With every real-life death in my life, Halloween became less theoretical—not that I saw it that way, as a robot-costumed kid—and increasingly personal. Its grinning cartoon skulls and skeletons assumed the features of my grandmother, my classmate who was crushed inside his car, a friend whose aneurysm knocked her lifeless to the school-library floor. Not that I saw their ghosts or anything. I never saw a ghost. But Frankie's shattered face, Deedee's glasses and Grandma's paisley cotton robe were superimposed on those paper bones. Which made me picture putrefaction: bloated gums and blue eyes, brown eyes that had met mine shrinking, shriveling like grapes under the sun.

Knowing actual people who've actually died deepens the universal truth of Halloween, which is: We end.

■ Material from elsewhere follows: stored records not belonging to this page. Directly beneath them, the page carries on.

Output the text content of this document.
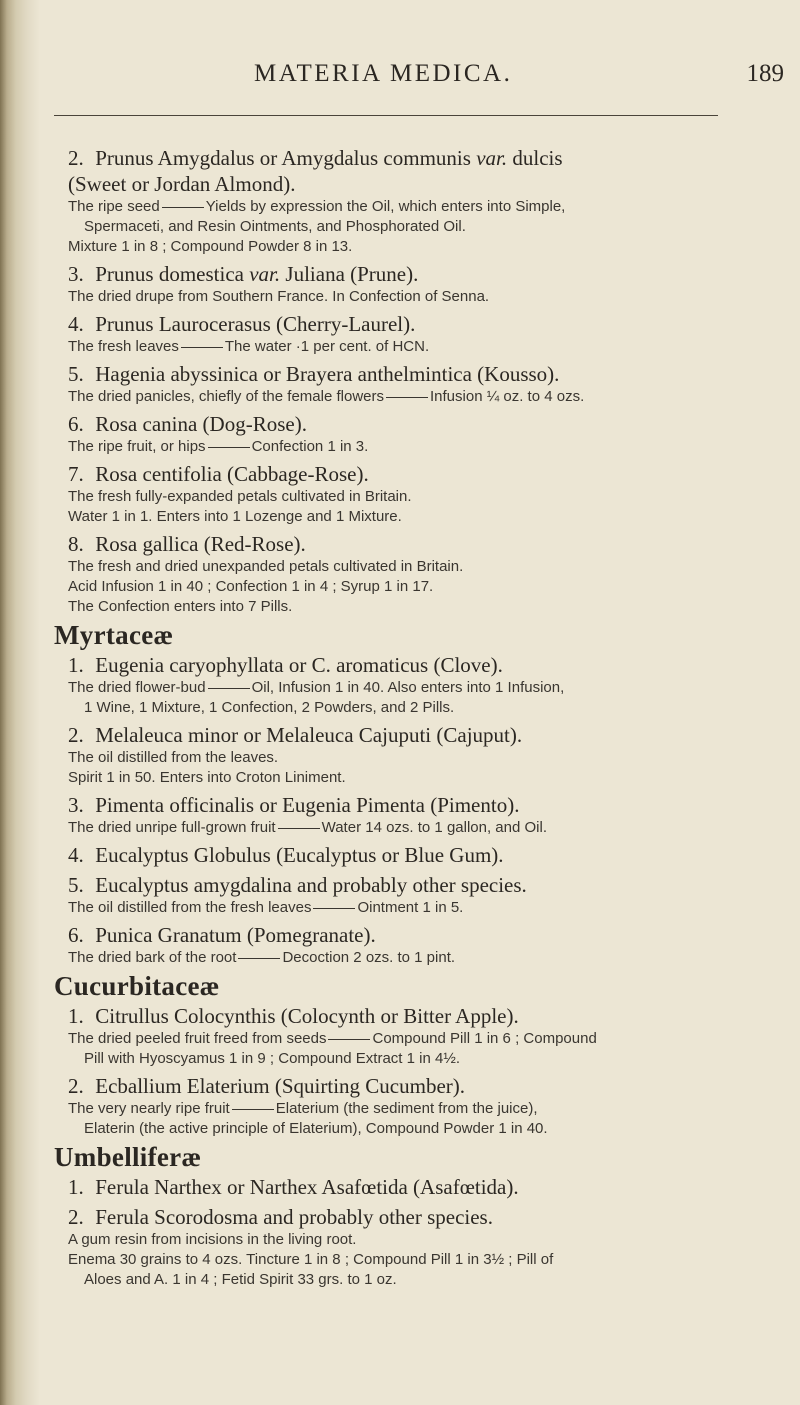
MATERIA MEDICA.	189
2. Prunus Amygdalus or Amygdalus communis var. dulcis
(Sweet or Jordan Almond).
The ripe seed	Yields by expression the Oil, which enters into Simple,
Spermaceti, and Resin Ointments, and Phosphorated Oil.
Mixture 1 in 8 ; Compound Powder 8 in 13.
3. Prunus domestica var. Juliana (Prune).
The dried drupe from Southern France. In Confection of Senna.
4. Prunus Laurocerasus (Cherry-Laurel).
The fresh leaves	The water ·1 per cent. of HCN.
5. Hagenia abyssinica or Brayera anthelmintica (Kousso).
The dried panicles, chiefly of the female flowers	Infusion ¼ oz. to 4 ozs.
6. Rosa canina (Dog-Rose).
The ripe fruit, or hips	Confection 1 in 3.
7. Rosa centifolia (Cabbage-Rose).
The fresh fully-expanded petals cultivated in Britain.
Water 1 in 1. Enters into 1 Lozenge and 1 Mixture.
8. Rosa gallica (Red-Rose).
The fresh and dried unexpanded petals cultivated in Britain.
Acid Infusion 1 in 40 ; Confection 1 in 4 ; Syrup 1 in 17.
The Confection enters into 7 Pills.
Myrtaceæ
1. Eugenia caryophyllata or C. aromaticus (Clove).
The dried flower-bud	Oil, Infusion 1 in 40. Also enters into 1 Infusion,
1 Wine, 1 Mixture, 1 Confection, 2 Powders, and 2 Pills.
2. Melaleuca minor or Melaleuca Cajuputi (Cajuput).
The oil distilled from the leaves.
Spirit 1 in 50. Enters into Croton Liniment.
3. Pimenta officinalis or Eugenia Pimenta (Pimento).
The dried unripe full-grown fruit	Water 14 ozs. to 1 gallon, and Oil.
4. Eucalyptus Globulus (Eucalyptus or Blue Gum).
5. Eucalyptus amygdalina and probably other species.
The oil distilled from the fresh leaves	Ointment 1 in 5.
6. Punica Granatum (Pomegranate).
The dried bark of the root	Decoction 2 ozs. to 1 pint.
Cucurbitaceæ
1. Citrullus Colocynthis (Colocynth or Bitter Apple).
The dried peeled fruit freed from seeds	Compound Pill 1 in 6 ; Compound
Pill with Hyoscyamus 1 in 9 ; Compound Extract 1 in 4½.
2. Ecballium Elaterium (Squirting Cucumber).
The very nearly ripe fruit	Elaterium (the sediment from the juice),
Elaterin (the active principle of Elaterium), Compound Powder 1 in 40.
Umbelliferæ
1. Ferula Narthex or Narthex Asafœtida (Asafœtida).
2. Ferula Scorodosma and probably other species.
A gum resin from incisions in the living root.
Enema 30 grains to 4 ozs. Tincture 1 in 8 ; Compound Pill 1 in 3½ ; Pill of
Aloes and A. 1 in 4 ; Fetid Spirit 33 grs. to 1 oz.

We talk and think and study and play tennis, then we stop. A day or night comes—is it raining? is it Wednesday?—when we blink once, then never again. We rot. If we don't burn, dissolve or get devoured instantly, we rot. And yes, maybe our spirits stay between the worlds, striving to tell Mom where the hidden silver is, but in our customary forms we're gone. We don't come back. Not in the flesh we know: that flesh our parents, partners, friends and children think is us. Goodbye, goodbye.

We think we know this, but we don't. Until we do.

Knowing real people who have really died makes Halloween holier, because—thusly, hellishly initiated—henceforth we see that night as a tiny window to the Other Side, through which we and the Lost Ones wave at one another and, like autumn leaves riding that pumpkin-perfumed wind, whoosh in and out.

Finite—lasting only one night—Halloween reminds us that death is permanent. Thus life is precious. What better message can any holiday convey? After our sweet, scary immersion into primordial terror, the-day-after-Halloween hastens us back to bright wild life.

Are you beset, as I am, by excessive fears all year? Studies reveal that trauma does this to us, "re-wiring" the human brain such that its fear center, the amygdala, fires on perpetual high alert. And/or: Has mortality visited you? Let's reclaim Halloween as part ritual and part exposure therapy: a safe space in which to face our real and imaginary specters and cadavers, sink into the darkest dark with them, share sweets and—as Pema Chödrön and many other Buddhist teachers urge—befriend, hard as this is, our fears.

Those cupcakes and candies are just rewards for such a plunge. This happy-sad day isn't just for kids.